Sejak itu, Israel dengan sengaja menyerang rumah sakit dan pusat kesehatan, mengklaim bahwa Hamas menggunakannya untuk melakukan aktivitas militernya. Serangan Israel telah menghancurkan puluhan rumah sakit, mengakhiri banyak layanan kesehatan penting bagi masyarakat.

Tentara Israel juga membunuh lebih dari 390 personel medis Palestina dan melukai lebih dari 900 lainnya yang terluka di Jalur Gaza.

Berdasarkan data resmi yang dikeluarkan Kementerian Kesehatan, puluhan dokter, perawat, dan tenaga medis lainnya telah ditahan, dan belum ada informasi lebih lanjut mengenai nasib mereka. Akibatnya, Jalur Gaza menderita kekurangan dokter dalam bidang spesialis yang langka, seperti bedah toraks dan pembuluh darah.

Israel menghancurkan empat rumah sakit pusat besar terpenting di Jalur Gaza: Kompleks Al-Shifa, yang mencakup Kota Gaza; Kompleks "Indonesia", yang meliputi Beit Hanoun, Beit Lahia dan Jabalia; Rumah Sakit Nasser di Khan Younis; dan Rumah Sakit Gaza Eropa, yang menyediakan perawatan bagi orang-orang yang tinggal antara Rafah dan Khan Younis.

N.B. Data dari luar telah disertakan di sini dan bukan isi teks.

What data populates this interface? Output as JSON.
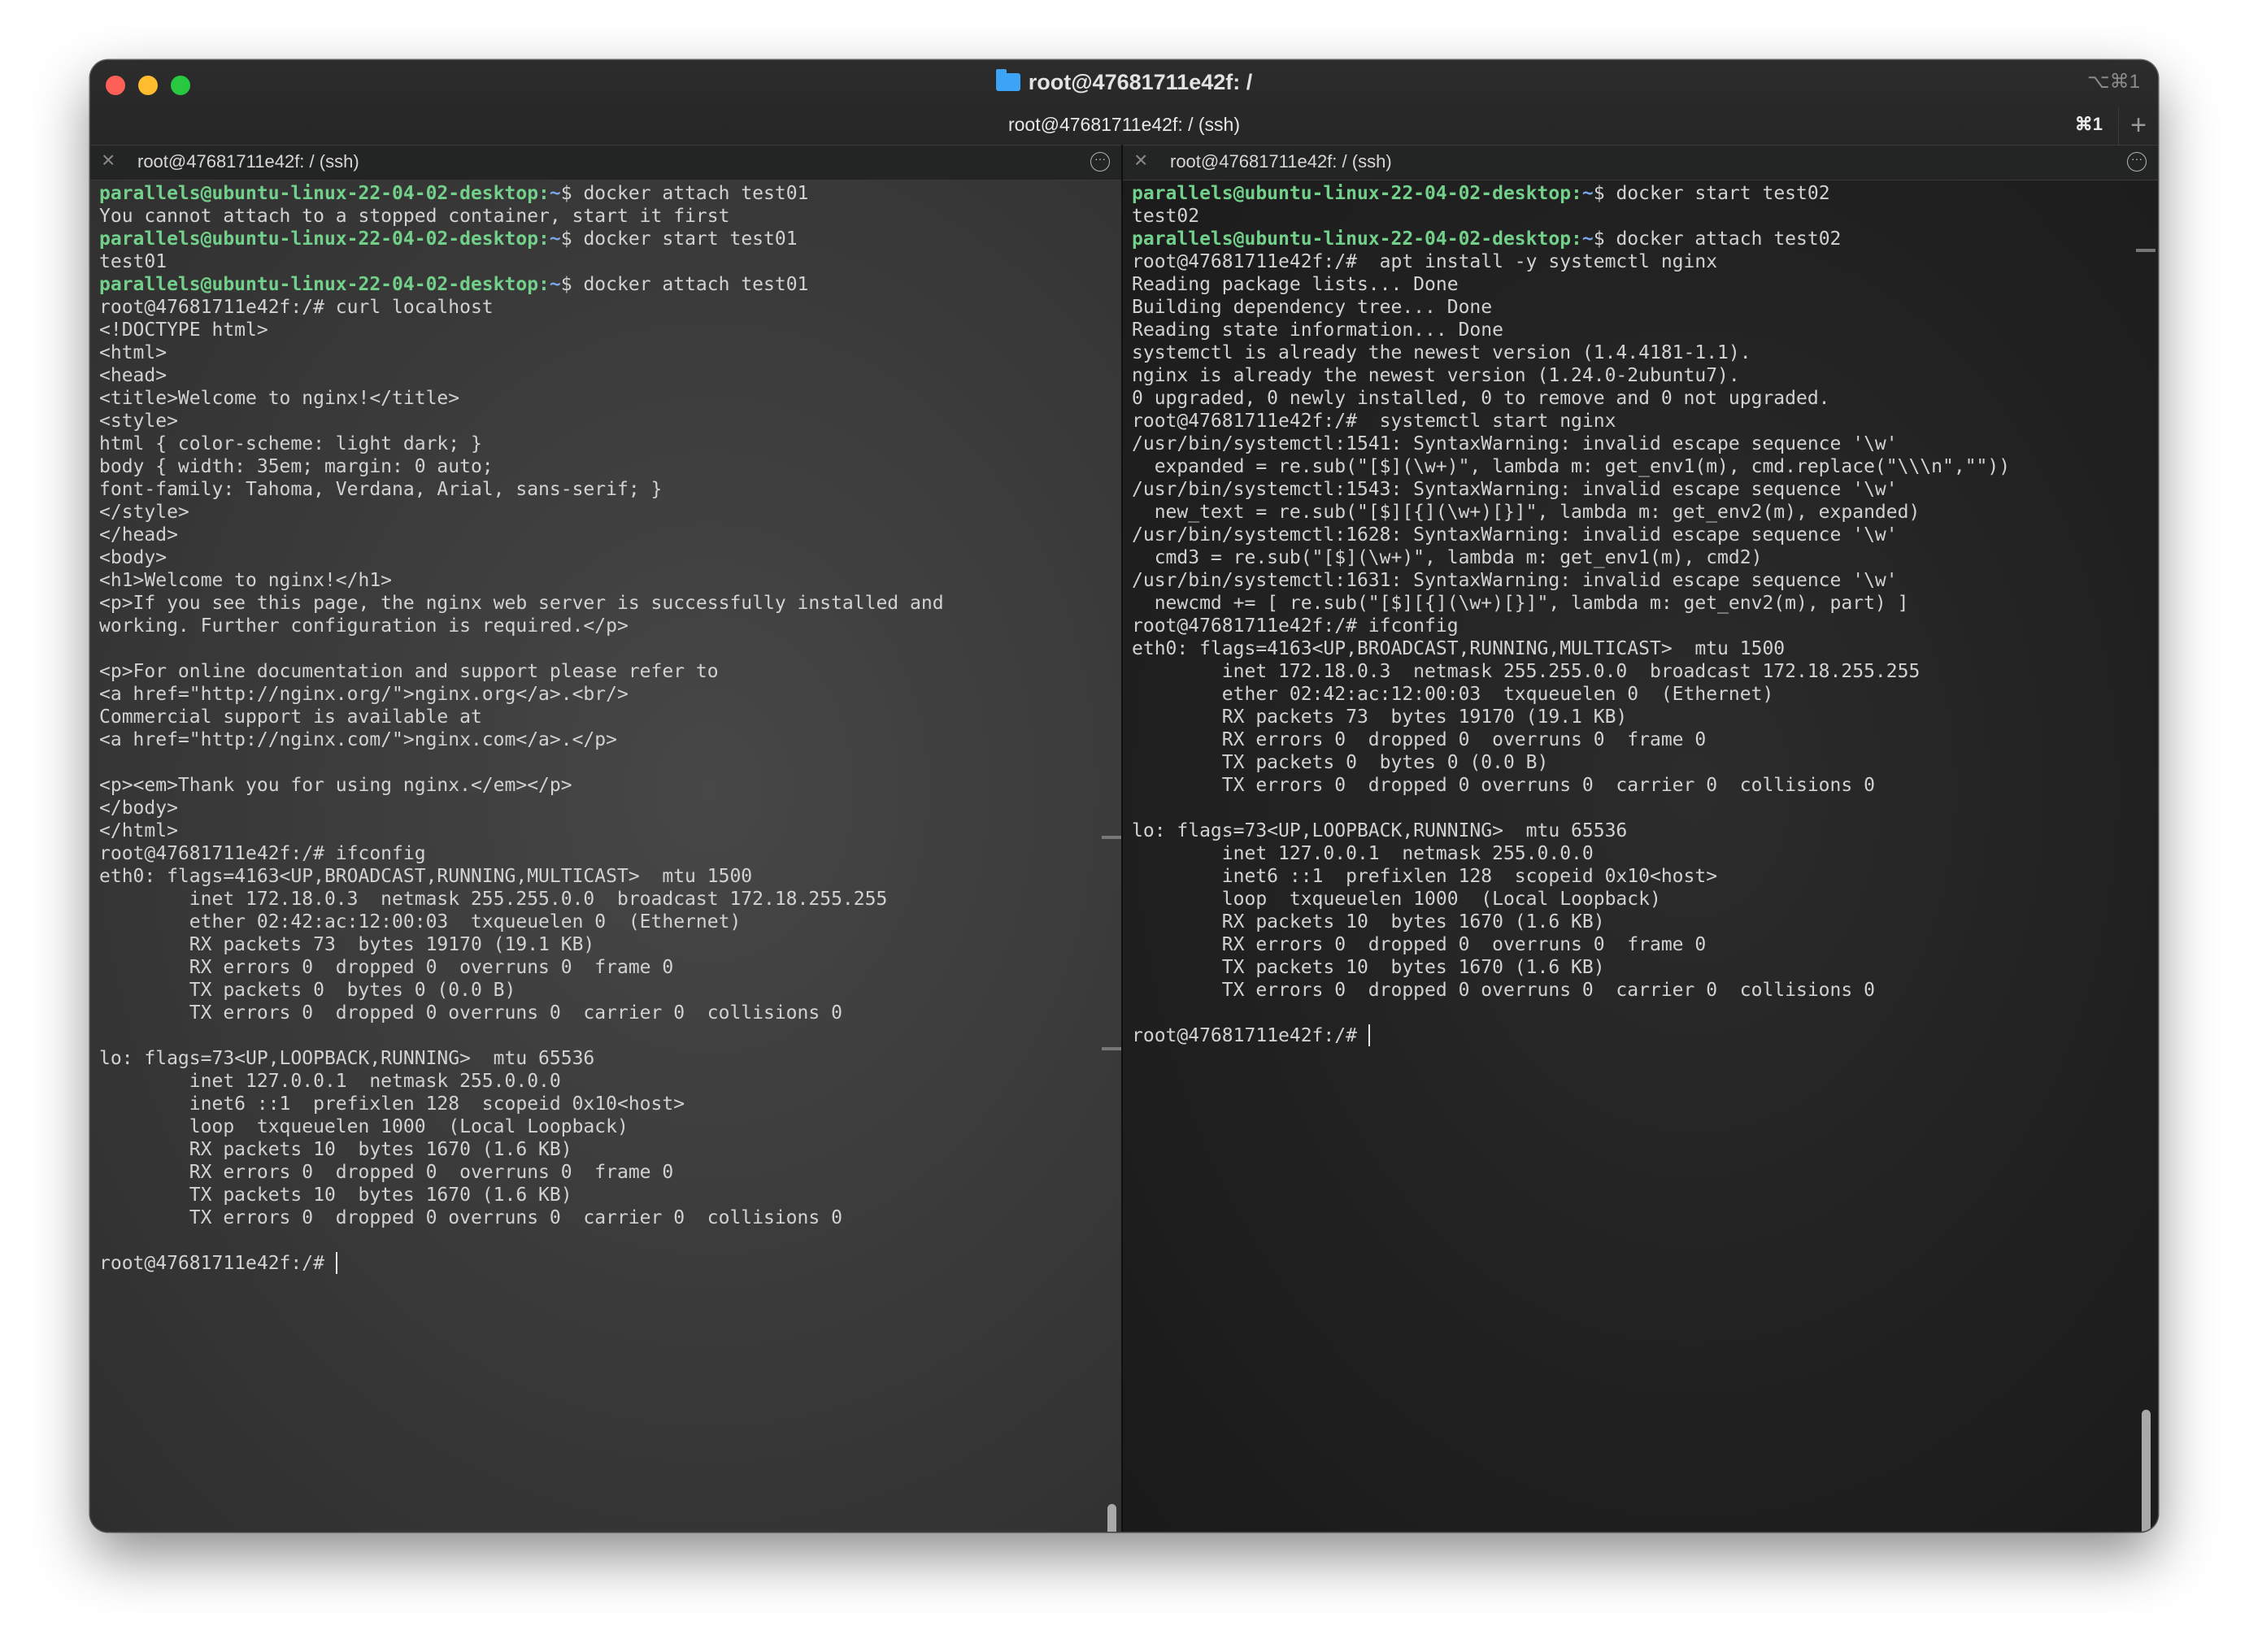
{
  "window": {
    "title": "root@47681711e42f: /",
    "shortcut_window": "⌥⌘1",
    "tab_title": "root@47681711e42f: / (ssh)",
    "tab_shortcut": "⌘1",
    "new_tab": "+"
  },
  "left_pane": {
    "title": "root@47681711e42f: / (ssh)",
    "lines": [
      {
        "user": "parallels@ubuntu-linux-22-04-02-desktop",
        "path": "~",
        "cmd": "$ docker attach test01"
      },
      {
        "text": "You cannot attach to a stopped container, start it first"
      },
      {
        "user": "parallels@ubuntu-linux-22-04-02-desktop",
        "path": "~",
        "cmd": "$ docker start test01"
      },
      {
        "text": "test01"
      },
      {
        "user": "parallels@ubuntu-linux-22-04-02-desktop",
        "path": "~",
        "cmd": "$ docker attach test01"
      },
      {
        "text": "root@47681711e42f:/# curl localhost"
      },
      {
        "text": "<!DOCTYPE html>"
      },
      {
        "text": "<html>"
      },
      {
        "text": "<head>"
      },
      {
        "text": "<title>Welcome to nginx!</title>"
      },
      {
        "text": "<style>"
      },
      {
        "text": "html { color-scheme: light dark; }"
      },
      {
        "text": "body { width: 35em; margin: 0 auto;"
      },
      {
        "text": "font-family: Tahoma, Verdana, Arial, sans-serif; }"
      },
      {
        "text": "</style>"
      },
      {
        "text": "</head>"
      },
      {
        "text": "<body>"
      },
      {
        "text": "<h1>Welcome to nginx!</h1>"
      },
      {
        "text": "<p>If you see this page, the nginx web server is successfully installed and"
      },
      {
        "text": "working. Further configuration is required.</p>"
      },
      {
        "text": ""
      },
      {
        "text": "<p>For online documentation and support please refer to"
      },
      {
        "text": "<a href=\"http://nginx.org/\">nginx.org</a>.<br/>"
      },
      {
        "text": "Commercial support is available at"
      },
      {
        "text": "<a href=\"http://nginx.com/\">nginx.com</a>.</p>"
      },
      {
        "text": ""
      },
      {
        "text": "<p><em>Thank you for using nginx.</em></p>"
      },
      {
        "text": "</body>"
      },
      {
        "text": "</html>"
      },
      {
        "text": "root@47681711e42f:/# ifconfig"
      },
      {
        "text": "eth0: flags=4163<UP,BROADCAST,RUNNING,MULTICAST>  mtu 1500"
      },
      {
        "text": "        inet 172.18.0.3  netmask 255.255.0.0  broadcast 172.18.255.255"
      },
      {
        "text": "        ether 02:42:ac:12:00:03  txqueuelen 0  (Ethernet)"
      },
      {
        "text": "        RX packets 73  bytes 19170 (19.1 KB)"
      },
      {
        "text": "        RX errors 0  dropped 0  overruns 0  frame 0"
      },
      {
        "text": "        TX packets 0  bytes 0 (0.0 B)"
      },
      {
        "text": "        TX errors 0  dropped 0 overruns 0  carrier 0  collisions 0"
      },
      {
        "text": ""
      },
      {
        "text": "lo: flags=73<UP,LOOPBACK,RUNNING>  mtu 65536"
      },
      {
        "text": "        inet 127.0.0.1  netmask 255.0.0.0"
      },
      {
        "text": "        inet6 ::1  prefixlen 128  scopeid 0x10<host>"
      },
      {
        "text": "        loop  txqueuelen 1000  (Local Loopback)"
      },
      {
        "text": "        RX packets 10  bytes 1670 (1.6 KB)"
      },
      {
        "text": "        RX errors 0  dropped 0  overruns 0  frame 0"
      },
      {
        "text": "        TX packets 10  bytes 1670 (1.6 KB)"
      },
      {
        "text": "        TX errors 0  dropped 0 overruns 0  carrier 0  collisions 0"
      },
      {
        "text": ""
      },
      {
        "text": "root@47681711e42f:/# ",
        "cursor": true
      }
    ]
  },
  "right_pane": {
    "title": "root@47681711e42f: / (ssh)",
    "lines": [
      {
        "user": "parallels@ubuntu-linux-22-04-02-desktop",
        "path": "~",
        "cmd": "$ docker start test02"
      },
      {
        "text": "test02"
      },
      {
        "user": "parallels@ubuntu-linux-22-04-02-desktop",
        "path": "~",
        "cmd": "$ docker attach test02"
      },
      {
        "text": "root@47681711e42f:/#  apt install -y systemctl nginx"
      },
      {
        "text": "Reading package lists... Done"
      },
      {
        "text": "Building dependency tree... Done"
      },
      {
        "text": "Reading state information... Done"
      },
      {
        "text": "systemctl is already the newest version (1.4.4181-1.1)."
      },
      {
        "text": "nginx is already the newest version (1.24.0-2ubuntu7)."
      },
      {
        "text": "0 upgraded, 0 newly installed, 0 to remove and 0 not upgraded."
      },
      {
        "text": "root@47681711e42f:/#  systemctl start nginx"
      },
      {
        "text": "/usr/bin/systemctl:1541: SyntaxWarning: invalid escape sequence '\\w'"
      },
      {
        "text": "  expanded = re.sub(\"[$](\\w+)\", lambda m: get_env1(m), cmd.replace(\"\\\\\\n\",\"\"))"
      },
      {
        "text": "/usr/bin/systemctl:1543: SyntaxWarning: invalid escape sequence '\\w'"
      },
      {
        "text": "  new_text = re.sub(\"[$][{](\\w+)[}]\", lambda m: get_env2(m), expanded)"
      },
      {
        "text": "/usr/bin/systemctl:1628: SyntaxWarning: invalid escape sequence '\\w'"
      },
      {
        "text": "  cmd3 = re.sub(\"[$](\\w+)\", lambda m: get_env1(m), cmd2)"
      },
      {
        "text": "/usr/bin/systemctl:1631: SyntaxWarning: invalid escape sequence '\\w'"
      },
      {
        "text": "  newcmd += [ re.sub(\"[$][{](\\w+)[}]\", lambda m: get_env2(m), part) ]"
      },
      {
        "text": "root@47681711e42f:/# ifconfig"
      },
      {
        "text": "eth0: flags=4163<UP,BROADCAST,RUNNING,MULTICAST>  mtu 1500"
      },
      {
        "text": "        inet 172.18.0.3  netmask 255.255.0.0  broadcast 172.18.255.255"
      },
      {
        "text": "        ether 02:42:ac:12:00:03  txqueuelen 0  (Ethernet)"
      },
      {
        "text": "        RX packets 73  bytes 19170 (19.1 KB)"
      },
      {
        "text": "        RX errors 0  dropped 0  overruns 0  frame 0"
      },
      {
        "text": "        TX packets 0  bytes 0 (0.0 B)"
      },
      {
        "text": "        TX errors 0  dropped 0 overruns 0  carrier 0  collisions 0"
      },
      {
        "text": ""
      },
      {
        "text": "lo: flags=73<UP,LOOPBACK,RUNNING>  mtu 65536"
      },
      {
        "text": "        inet 127.0.0.1  netmask 255.0.0.0"
      },
      {
        "text": "        inet6 ::1  prefixlen 128  scopeid 0x10<host>"
      },
      {
        "text": "        loop  txqueuelen 1000  (Local Loopback)"
      },
      {
        "text": "        RX packets 10  bytes 1670 (1.6 KB)"
      },
      {
        "text": "        RX errors 0  dropped 0  overruns 0  frame 0"
      },
      {
        "text": "        TX packets 10  bytes 1670 (1.6 KB)"
      },
      {
        "text": "        TX errors 0  dropped 0 overruns 0  carrier 0  collisions 0"
      },
      {
        "text": ""
      },
      {
        "text": "root@47681711e42f:/# ",
        "cursor": true
      }
    ]
  },
  "colors": {
    "prompt_user": "#72d08a",
    "prompt_path": "#78a6e8",
    "close_button": "#fe5f57",
    "minimize_button": "#febc2e",
    "zoom_button": "#28c840"
  },
  "icons": [
    "folder-icon",
    "close-icon",
    "more-options-icon",
    "plus-icon"
  ]
}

Hal ini mendorong para dokter untuk bekerja di beberapa rumah sakit lapangan kecil, termasuk rumah sakit swasta, amal, dan pemerintah, untuk mengurangi tekanan pada rumah sakit yang lebih besar

Kementerian Kesehatan Palestina, mengatakan kepada TNA bahwa “pendudukan Israel sengaja menghancurkan sistem kesehatan di Gaza dengan melakukan pembantaian brutal dan melakukan eksekusi langsung terhadap tenaga medis dan pasien, seperti yang terjadi di Kompleks Medis Shifa dan rumah sakit di Gaza utara.”

“Kami kehilangan tenaga medis khusus yang menjadi tulang punggung layanan medis, termasuk pemeriksaan sampel tumor dan transplantasi ginjal,” tambahnya.

Hancurnya Kompleks Medis Al-Shifa merupakan pukulan telak bagi sistem kesehatan di Gaza,” jelas al-Qedra. Ia menyerukan segera didirikannya rumah sakit lapangan dan pengiriman tim medis multispesialis internasional ke Gaza.